Il n’est toutefois pas inutile de remonter le fil d’une polémique qui laissera des traces. Comment se fait-il qu’une compagnie aérienne détenue par l’État à 39,5 % et par la Banque et Caisse d’épargne de l’État (BCEE) à 21,81 % (sources : www.luxair.lu) puisse à ce point faire fi des efforts colossaux mis en place depuis plusieurs années pour promouvoir le pays (dont le nation branding), notamment par les produits de haute qualité issus de son agriculture?
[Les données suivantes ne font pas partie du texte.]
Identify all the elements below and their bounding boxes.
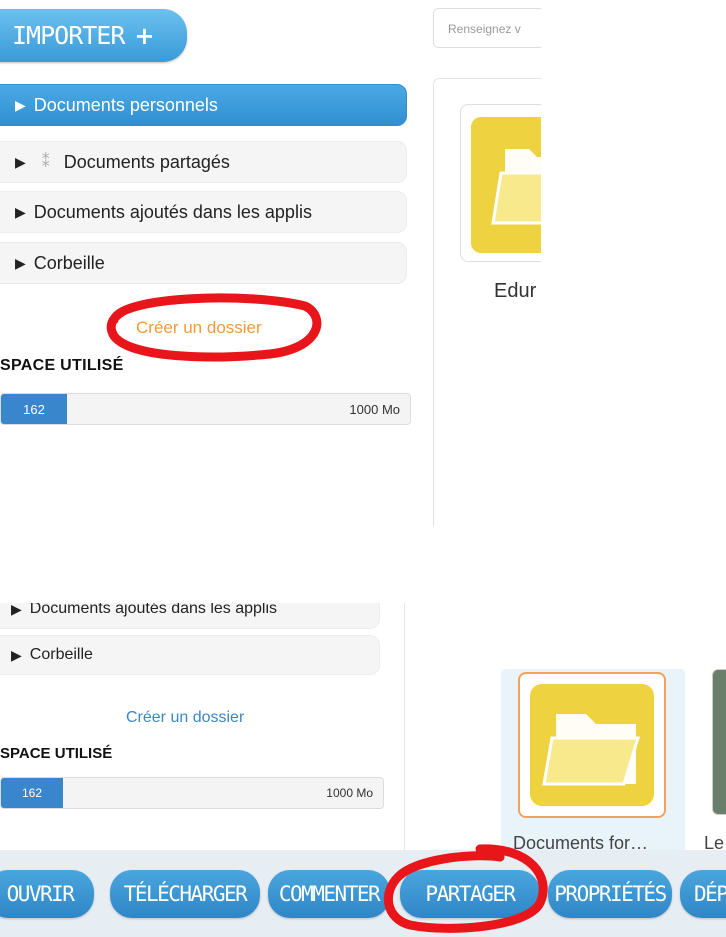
caret-right-icon: ▶ xyxy=(15,153,26,170)
sidebar-item-corbeille[interactable]: ▶ Corbeille xyxy=(0,635,380,675)
sidebar-item-label: Documents partagés xyxy=(63,151,230,172)
sidebar-item-label: Documents personnels xyxy=(33,94,218,115)
caret-right-icon: ▶ xyxy=(15,254,26,271)
sidebar-item-label: Documents ajoutés dans les applis xyxy=(29,603,278,617)
caret-right-icon: ▶ xyxy=(11,603,22,617)
create-folder-link[interactable]: Créer un dossier xyxy=(136,318,262,338)
create-folder-link[interactable]: Créer un dossier xyxy=(126,709,244,727)
storage-bar: 162 1000 Mo xyxy=(0,393,411,425)
sidebar-item-documents-applis[interactable]: ▶ Documents ajoutés dans les applis xyxy=(0,191,407,233)
sidebar-item-documents-partages[interactable]: ▶ ⁑ Documents partagés xyxy=(0,141,407,183)
plus-icon: + xyxy=(134,21,154,50)
caret-right-icon: ▶ xyxy=(15,96,26,113)
panel-divider xyxy=(404,603,405,853)
selected-folder-card[interactable] xyxy=(518,672,666,818)
sidebar-item-label: Corbeille xyxy=(29,646,93,663)
sidebar-item-documents-applis[interactable]: ▶ Documents ajoutés dans les applis xyxy=(0,603,380,629)
importer-button[interactable]: IMPORTER + xyxy=(0,9,187,62)
download-button[interactable]: TÉLÉCHARGER xyxy=(110,870,260,918)
folder-icon xyxy=(530,684,654,806)
action-toolbar: OUVRIR TÉLÉCHARGER COMMENTER PARTAGER PR… xyxy=(0,850,726,937)
share-button[interactable]: PARTAGER xyxy=(400,870,540,918)
comment-button[interactable]: COMMENTER xyxy=(268,870,390,918)
storage-label: SPACE UTILISÉ xyxy=(0,357,124,374)
caret-right-icon: ▶ xyxy=(11,646,22,663)
sidebar-item-label: Corbeille xyxy=(33,252,105,273)
sidebar-item-label: Documents ajoutés dans les applis xyxy=(33,201,312,222)
storage-total: 1000 Mo xyxy=(326,786,373,800)
cropped-area xyxy=(541,0,726,526)
caret-right-icon: ▶ xyxy=(15,203,26,220)
folder-name: Edur xyxy=(494,280,537,302)
storage-total: 1000 Mo xyxy=(349,402,400,417)
sidebar-item-documents-personnels[interactable]: ▶ Documents personnels xyxy=(0,84,407,126)
bottom-screenshot: ▶ Documents ajoutés dans les applis ▶ Co… xyxy=(0,603,726,937)
share-icon: ⁑ xyxy=(41,154,50,171)
open-button[interactable]: OUVRIR xyxy=(0,870,94,918)
storage-bar: 162 1000 Mo xyxy=(0,777,384,809)
storage-used: 162 xyxy=(1,394,67,424)
search-placeholder: Renseignez v xyxy=(448,22,521,36)
move-button[interactable]: DÉP xyxy=(680,870,726,918)
image-thumbnail[interactable] xyxy=(712,669,726,815)
storage-used: 162 xyxy=(1,778,63,808)
storage-label: SPACE UTILISÉ xyxy=(0,745,113,762)
properties-button[interactable]: PROPRIÉTÉS xyxy=(548,870,672,918)
importer-label: IMPORTER xyxy=(12,21,125,50)
top-screenshot: IMPORTER + Renseignez v ▶ Documents pers… xyxy=(0,0,726,526)
sidebar-item-corbeille[interactable]: ▶ Corbeille xyxy=(0,242,407,284)
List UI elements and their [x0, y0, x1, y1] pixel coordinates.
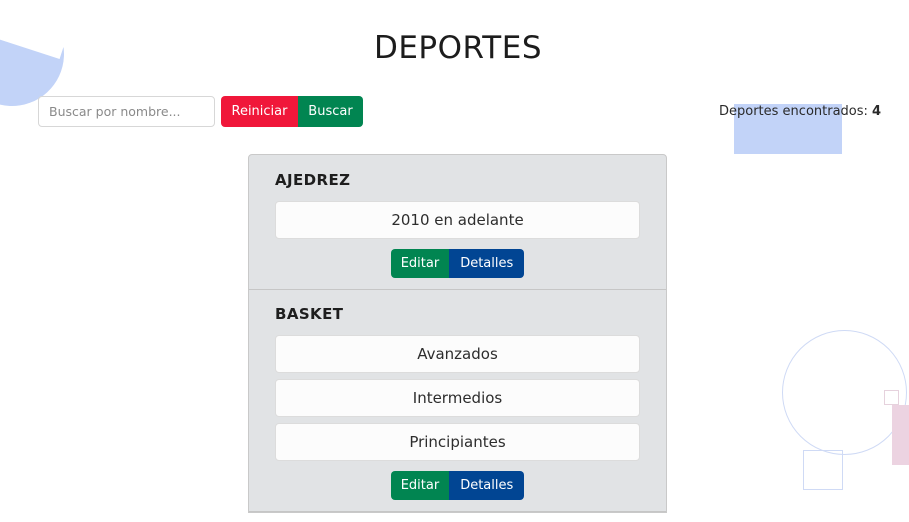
sport-card: AJEDREZ 2010 en adelante Editar Detalles	[249, 155, 666, 290]
sport-category-item: Principiantes	[275, 423, 640, 461]
sport-category-item: Intermedios	[275, 379, 640, 417]
details-button[interactable]: Detalles	[449, 249, 525, 278]
search-button-group: Reiniciar Buscar	[221, 96, 363, 127]
search-button[interactable]: Buscar	[298, 96, 363, 127]
reset-button[interactable]: Reiniciar	[221, 96, 298, 127]
details-button[interactable]: Detalles	[449, 471, 525, 500]
sport-name: AJEDREZ	[275, 171, 351, 189]
card-actions: Editar Detalles	[275, 249, 640, 278]
results-count-label: Deportes encontrados:	[719, 104, 868, 119]
decorative-square-outline	[803, 450, 843, 490]
page-title: DEPORTES	[373, 30, 543, 66]
card-actions: Editar Detalles	[275, 471, 640, 500]
results-count: Deportes encontrados: 4	[719, 104, 881, 119]
decorative-pink-bar	[892, 405, 909, 465]
search-input[interactable]	[38, 96, 215, 127]
edit-button[interactable]: Editar	[390, 471, 450, 500]
sport-name: BASKET	[275, 305, 344, 323]
edit-button[interactable]: Editar	[390, 249, 450, 278]
sports-list: AJEDREZ 2010 en adelante Editar Detalles…	[248, 154, 667, 513]
decorative-small-square	[884, 390, 899, 405]
sport-category-item: Avanzados	[275, 335, 640, 373]
sport-category-item: 2010 en adelante	[275, 201, 640, 239]
sport-card: BASKET Avanzados Intermedios Principiant…	[249, 290, 666, 512]
results-count-value: 4	[872, 104, 882, 119]
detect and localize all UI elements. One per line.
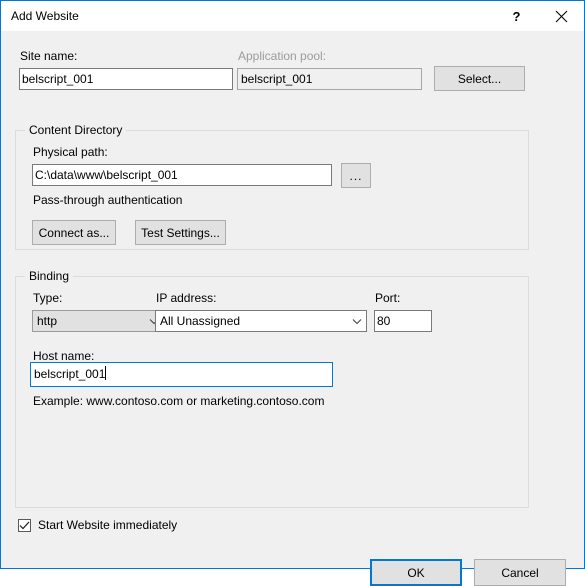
ip-address-select[interactable]: All Unassigned: [155, 310, 367, 332]
host-name-input[interactable]: belscript_001: [30, 362, 333, 387]
application-pool-field: belscript_001: [237, 68, 422, 90]
application-pool-label: Application pool:: [238, 49, 327, 63]
title-bar-buttons: ?: [494, 1, 584, 31]
start-website-checkbox[interactable]: Start Website immediately: [18, 518, 177, 533]
binding-legend: Binding: [25, 269, 74, 284]
physical-path-label: Physical path:: [33, 145, 108, 159]
chevron-down-icon: [348, 318, 366, 325]
ok-button[interactable]: OK: [370, 559, 462, 586]
select-app-pool-button[interactable]: Select...: [434, 66, 525, 91]
window-title: Add Website: [11, 9, 79, 23]
binding-type-value: http: [37, 314, 58, 328]
add-website-dialog: Add Website ? Site name: Application poo…: [0, 0, 585, 586]
ip-address-value: All Unassigned: [160, 314, 241, 328]
close-icon[interactable]: [539, 1, 584, 31]
site-name-input[interactable]: [19, 68, 233, 90]
ip-address-label: IP address:: [156, 291, 217, 305]
dialog-body: Site name: Application pool: belscript_0…: [1, 31, 584, 586]
start-website-label: Start Website immediately: [38, 518, 178, 532]
binding-type-select[interactable]: http: [32, 310, 164, 332]
check-icon: [19, 521, 30, 530]
browse-physical-path-button[interactable]: ...: [341, 163, 371, 188]
close-glyph: [555, 10, 568, 22]
connect-as-button[interactable]: Connect as...: [32, 220, 116, 245]
checkbox-box: [18, 519, 31, 532]
port-input[interactable]: [374, 310, 432, 332]
physical-path-input[interactable]: [32, 164, 332, 186]
binding-type-label: Type:: [33, 291, 63, 305]
site-name-label: Site name:: [20, 49, 78, 63]
host-name-value: belscript_001: [34, 367, 106, 381]
title-bar: Add Website ?: [1, 1, 584, 31]
cancel-button[interactable]: Cancel: [474, 559, 566, 586]
content-directory-legend: Content Directory: [25, 123, 127, 138]
pass-through-auth-text: Pass-through authentication: [33, 193, 183, 207]
test-settings-button[interactable]: Test Settings...: [135, 220, 226, 245]
text-caret: [105, 366, 107, 380]
host-name-example-text: Example: www.contoso.com or marketing.co…: [33, 394, 325, 408]
port-label: Port:: [375, 291, 401, 305]
help-icon[interactable]: ?: [494, 1, 539, 31]
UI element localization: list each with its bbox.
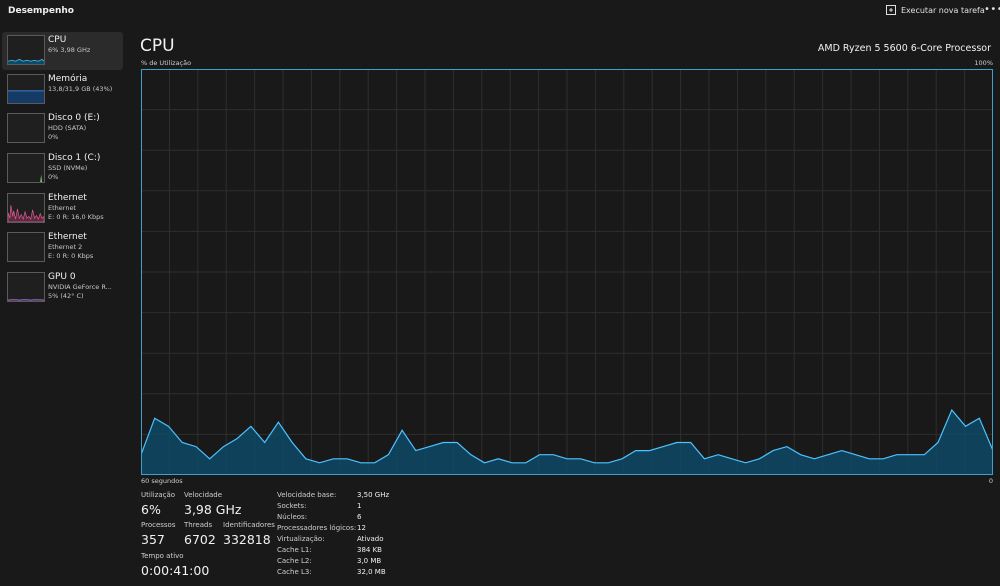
sidebar-item-ethernet-2[interactable]: Ethernet Ethernet 2 E: 0 R: 0 Kbps [2,229,123,267]
handles-value: 332818 [223,532,271,547]
cpu-thumbnail [7,35,45,65]
disk-0-thumbnail [7,113,45,143]
sidebar-item-detail: Ethernet [48,204,76,212]
threads-label: Threads [184,521,213,529]
x-axis-end-label: 0 [988,477,993,485]
sidebar-item-ethernet[interactable]: Ethernet Ethernet E: 0 R: 16,0 Kbps [2,190,123,228]
detail-label: Virtualização: [277,535,325,543]
gpu-0-thumbnail [7,272,45,302]
sidebar-item-title: Ethernet [48,232,87,242]
sidebar-item-title: Memória [48,74,88,84]
run-new-task-button[interactable]: Executar nova tarefa [886,5,985,15]
threads-value: 6702 [184,532,216,547]
app-title: Desempenho [8,6,74,16]
detail-value: Ativado [357,535,384,543]
detail-label: Cache L2: [277,557,312,565]
utilization-label: Utilização [141,491,176,499]
sidebar-item-memory[interactable]: Memória 13,8/31,9 GB (43%) [2,71,123,109]
processes-value: 357 [141,532,165,547]
sidebar-item-title: Disco 0 (E:) [48,113,100,123]
uptime-value: 0:00:41:00 [141,563,210,578]
speed-label: Velocidade [184,491,223,499]
detail-label: Cache L3: [277,568,312,576]
sidebar-item-detail: SSD (NVMe) [48,164,88,172]
ethernet-2-thumbnail [7,232,45,262]
title-bar: Desempenho Executar nova tarefa ••• [0,0,1000,26]
detail-label: Cache L1: [277,546,312,554]
detail-label: Velocidade base: [277,491,337,499]
handles-label: Identificadores [223,521,275,529]
sidebar-item-detail: HDD (SATA) [48,124,87,132]
run-task-icon [886,5,896,15]
sidebar-item-title: CPU [48,35,67,45]
sidebar-item-title: Disco 1 (C:) [48,153,101,163]
detail-label: Processadores lógicos: [277,524,357,532]
sidebar-item-title: GPU 0 [48,272,76,282]
processor-name: AMD Ryzen 5 5600 6-Core Processor [817,43,991,54]
sidebar-item-detail: NVIDIA GeForce R... [48,283,112,291]
detail-value: 3,50 GHz [357,491,390,499]
sidebar-item-gpu-0[interactable]: GPU 0 NVIDIA GeForce R... 5% (42° C) [2,269,123,307]
more-options-button[interactable]: ••• [984,4,1000,15]
detail-value: 1 [357,502,362,510]
detail-label: Núcleos: [277,513,308,521]
sidebar-item-detail: Ethernet 2 [48,243,83,251]
sidebar-item-disk-1[interactable]: Disco 1 (C:) SSD (NVMe) 0% [2,150,123,188]
sidebar-item-disk-0[interactable]: Disco 0 (E:) HDD (SATA) 0% [2,110,123,148]
sidebar-item-detail: E: 0 R: 0 Kbps [48,252,94,260]
x-axis-label: 60 segundos [141,477,183,485]
disk-1-thumbnail [7,153,45,183]
sidebar-item-detail: 0% [48,133,59,141]
cpu-utilization-graph [141,69,993,475]
sidebar-item-cpu[interactable]: CPU 6% 3,98 GHz [2,32,123,70]
detail-value: 32,0 MB [357,568,386,576]
processes-label: Processos [141,521,176,529]
sidebar-item-title: Ethernet [48,193,87,203]
y-axis-label: % de Utilização [141,59,192,67]
uptime-label: Tempo ativo [141,552,184,560]
sidebar-item-detail: E: 0 R: 16,0 Kbps [48,213,104,221]
utilization-value: 6% [141,502,161,517]
page-title: CPU [140,36,175,56]
sidebar-item-detail: 6% 3,98 GHz [48,46,91,54]
detail-label: Sockets: [277,502,307,510]
detail-value: 6 [357,513,362,521]
sidebar-item-detail: 13,8/31,9 GB (43%) [48,85,113,93]
sidebar-item-detail: 5% (42° C) [48,292,84,300]
ethernet-thumbnail [7,193,45,223]
sidebar-item-detail: 0% [48,173,59,181]
detail-value: 12 [357,524,366,532]
detail-value: 3,0 MB [357,557,382,565]
y-axis-max-label: 100% [974,59,993,67]
run-task-label: Executar nova tarefa [901,5,985,15]
memory-thumbnail [7,74,45,104]
detail-value: 384 KB [357,546,382,554]
speed-value: 3,98 GHz [184,502,242,517]
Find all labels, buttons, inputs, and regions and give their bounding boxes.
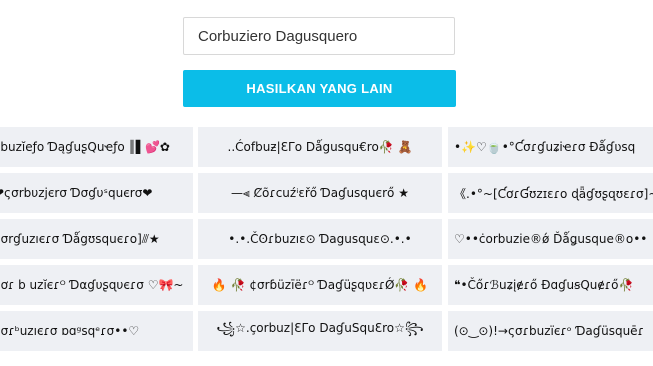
name-input[interactable] xyxy=(184,18,454,54)
result-item[interactable]: ❝•Čőɾℬuʑįɇɾő ƉɑɠuꞩQuɇɾő🥀 xyxy=(448,265,653,305)
result-item[interactable]: ćơɾ b uzĭєɾᴼ Ɗαɠυʂɋυєɾσ ♡🎀~ xyxy=(0,265,193,305)
result-item[interactable]: ꧁☆.çorbuz|ƐΓo DaɠuSquƐro☆꧂ xyxy=(198,311,442,351)
result-item[interactable]: (⊙‿⊙)!→ςσɾbuzïєɾᵒ Ɗaɠüsquēɾ xyxy=(448,311,653,351)
result-item[interactable]: ɕσrɠuzıєɾσ Ɗǻgʊsquєɾo]⫻★ xyxy=(0,219,193,259)
name-input-container xyxy=(183,17,455,55)
result-item[interactable]: ♡••ċorbuzie®ǿ Ďǻǥusque®o•• xyxy=(448,219,653,259)
result-item[interactable]: ɕσɾᵇuzıєɾσ ɒɑᵍsqᵉɾσ••♡ xyxy=(0,311,193,351)
result-item[interactable]: ❤ςσrbυzjєrσ Ɗσɠυˢquєrσ❤ xyxy=(0,173,193,213)
generate-more-button[interactable]: HASILKAN YANG LAIN xyxy=(183,70,456,107)
result-item[interactable]: ɾbuzĭeƒo ƊąɠuʂQuҽƒo ║▌💕✿ xyxy=(0,127,193,167)
result-item[interactable]: —⫷ Ȼõɾcuźⁱɛřő Ɗaɠusquєrő ★ xyxy=(198,173,442,213)
result-item[interactable]: ..Ćofbuƶ|ƐΓo Dǻgusqu€ro🥀 🧸 xyxy=(198,127,442,167)
result-item[interactable]: 《.•°~[ƇơɾƓʊzɪɛɾo ɖǟɠʊʂզʊɛɾσ]~ xyxy=(448,173,653,213)
result-item[interactable]: •✨♡🍵•°Ƈσɾɠuʑiҽɾσ Ɖǻɠʋsq xyxy=(448,127,653,167)
result-item[interactable]: •.•.Čʘɾbuzıɛ⊙ Ɗagusɋuɛ⊙.•.• xyxy=(198,219,442,259)
result-item[interactable]: 🔥 🥀 ¢σrɓüzīëɾᴼ ƊaɠüʂqʋɛɾǾ🥀 🔥 xyxy=(198,265,442,305)
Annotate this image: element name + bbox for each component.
«Nous avions eu des discussions avec Luxair vers la fin de l’été, c’est vrai, mais depuis, nous n’avions pas eu de nouvelles de leur part, relève le président des domaines Vinsmoselle, Josy Gloden. J’ai appris que le mousseux avait été choisi lorsque j’ai vu les photos de cette bouteille postées par un voyageur sur Facebook. J’étais bien étonné… Luxair, depuis une trentaine d’années, a toujours été un bon client et nous trouvions que c’était une belle place pour trouver nos vins.»
Le directeur général de Bernard Massard, Antoine Clasen, a participé à une réunion similaire, et elle avait davantage porté sur les tarifs que sur la qualité des vins. «Luxair a demandé de nous aligner sur le prix de ce mousseux, mais nous avons refusé, il était bien trop bas. Ces bouteilles, c’est vraiment l’entrée de gamme de l’entrée de gamme… Franchement, ça fait beaucoup de mal de voir nos vins comparés à ça.»
Comment Luxair peut-elle servir un vin de cette qualité à ses passagers?
Et encore davantage lorsque à la télévision (RTL), Gilles Feith affirme que la qualité du mousseux n’est pas inférieure à celles des crémants et qu’il a simplement choisi le produit le moins cher. «La façon dont le président de Luxair a parlé de nous est malheureuse, ce bashing est un peu ridicule, juge avec une louable modération Antoine Clasen. Je comprends parfaitement qu’il doive faire attention à ses coûts, mais je ne pense pas que, structurellement, le prix de nos vins représente un problème majeur pour lui en ce moment.»
Le bannissement du crémant a eu le mérite de souder l’ensemble des vignerons, tous d’accord pour blâmer une décision qu’ils ne comprennent pas. Rassemblés lors d’une réunion du Fonds de solidarité viticole mercredi, ils en ont profité pour signer ensemble une lettre au Conseil de gouvernement.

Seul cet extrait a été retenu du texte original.